El hombre unidimensional de Marcuse, probablemente el libro más subversivo e influyente del siglo XX, analiza con detalle cómo la sociedad industrial nos embruja creándonos falsas necesidades con la complicidad de los medios de comunicación, de la publicidad, de las formas de organización industrial y de las nuevas corrientes de pensamiento como la frívola, vacía y superficial posmodernidad. Ese modelo consumista posindustrial, según Marcuse, ha generado un mundo de “individuos con encefalograma plano”, un concepto que todavía hoy, casi sesenta años después de la publicación del libro, está más vigente que nunca y sigue poniendo los pelos de punta. El hilo musical que nos meten en vena en el centro comercial (lugares sin ventanas para que no veamos cómo pasa el tiempo, no lo olvidemos) termina anestesiándonos y liquidando cualquier atisbo de pensamiento crítico. Décadas de aplicación de ese formidable y aplastante método de organización y control de las masas nos ha llevado hasta donde nos encontramos hoy.

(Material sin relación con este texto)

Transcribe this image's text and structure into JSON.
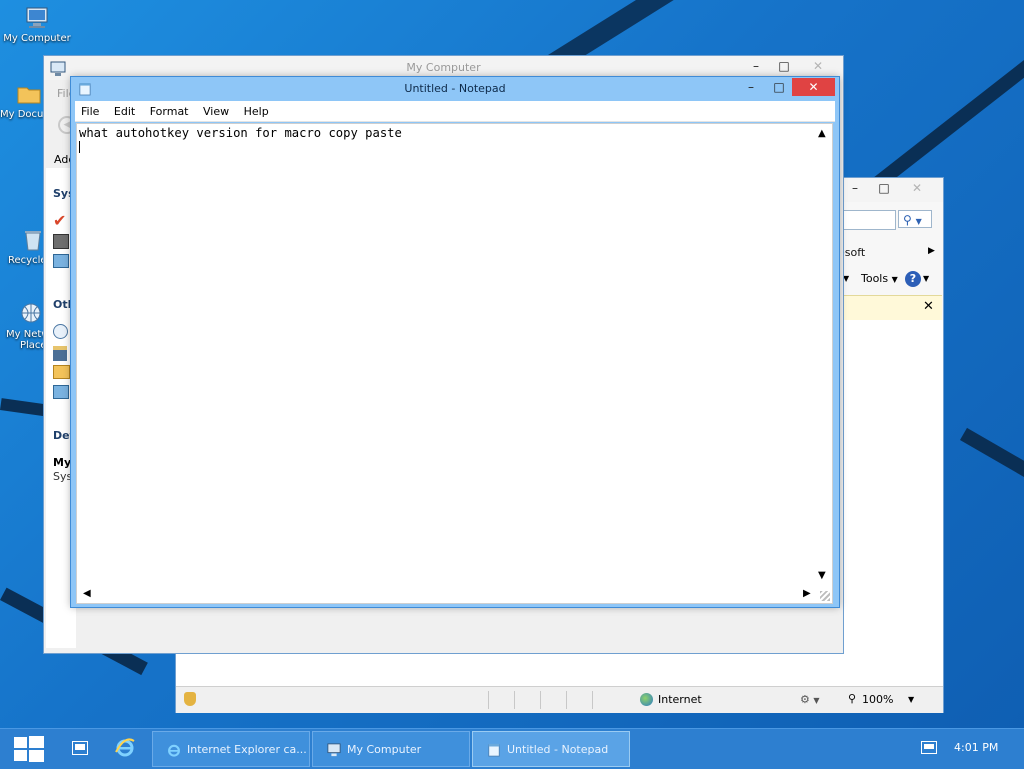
{
  "desktop": {
    "icons": [
      {
        "label": "My Computer",
        "icon": "computer-icon"
      },
      {
        "label": "My Docu",
        "icon": "folder-icon"
      },
      {
        "label": "Recycle",
        "icon": "recycle-bin-icon"
      },
      {
        "label": "My Netw",
        "label2": "Place",
        "icon": "network-icon"
      }
    ]
  },
  "mycomputer": {
    "title": "My Computer",
    "address_partial": "File",
    "address_label": "Add",
    "sections": [
      "Sys",
      "Oth",
      "Det"
    ],
    "details_title": "My",
    "details_sub": "Sys"
  },
  "ie": {
    "link_partial": "osoft",
    "tools_label": "Tools",
    "status_zone": "Internet",
    "zoom": "100%"
  },
  "notepad": {
    "title": "Untitled - Notepad",
    "menu": [
      "File",
      "Edit",
      "Format",
      "View",
      "Help"
    ],
    "content": "what autohotkey version for macro copy paste"
  },
  "taskbar": {
    "buttons": [
      {
        "label": "Internet Explorer ca...",
        "icon": "ie-icon"
      },
      {
        "label": "My Computer",
        "icon": "computer-icon"
      },
      {
        "label": "Untitled - Notepad",
        "icon": "notepad-icon"
      }
    ],
    "clock": "4:01 PM"
  },
  "colors": {
    "close": "#e04343",
    "accent": "#2d7fd0",
    "titlebar_active": "#8ec6f7"
  }
}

Unos ciudadanos se refugian en sus casas como modernas fortalezas, frente al televisor de plasma, hiperindividualizados, rupturistas, egoístas y sin conciencia de clase ni de ningún tipo (más bien con terror a ser robados por otros). Ya ni siquiera se molestan en ir a votar y caen en el abstencionismo o pasotismo aborregado, gran cáncer de la democracia. Otros deciden buscar el sentido que ya no tiene la vida (todo lo que no sea salir de compras resulta absurdo) en los chats, terapias de grupo, redes sociales, clases de zumba o baile de salón, sectas diversas y movimientos naturistas, negacionistas y conspiranoicos. Es en medio de esa convulsión y caos sociológico, en esa crisis de la democracia provocada por el virus del consumismo como principio y final de todo, donde emergen los nuevos partidos posfascistas nacidos al calor de la posmodernidad y del “pensamiento light”. Salvapatrias, charlatanes y hábiles vendehúmos que saben manipular a los individuos ya lobotomizados y darles una pulsión, una excitación, un motivo existencial que los saque del tedio de la joyería, de la boutique y de la rebajas Black Friday. El cóctel de patrioterismo, machismo y odio gratuito es un chute demasiado fuerte para muchos que hoy viven zombificados sin nada que les interese, ni siquiera el chollo del pantalón vaquero tirado de precio. Ese nihilismo, esa desafección, ese hastío de todo hace que muchos salten del sofá, electrizados, cuando ven a un exaltado fuera de sí prometiéndoles emociones fuertes y anunciando el “apocalipsis comunista” en la televisión.
De nada servirá que Greenpeace saque una enorme pancarta en el centro de Madrid alertando de que el planeta se va al garete por culpa del agotamiento de los recursos naturales y de un sistema económico enfermo y desquiciado que produce más de lo que puede absorber (despilfarro planificado). Ya es demasiado tarde para cualquier tipo de revolución lógica, honesta y justa. El plan para desclasarnos, para idiotizarnos y convertirnos en vegetales sin sentimientos se ha cumplido con un éxito rotundo. Lo que viene después es una pesadilla onírica marcada por la locura, la violencia y una deshumanización irreversible y total.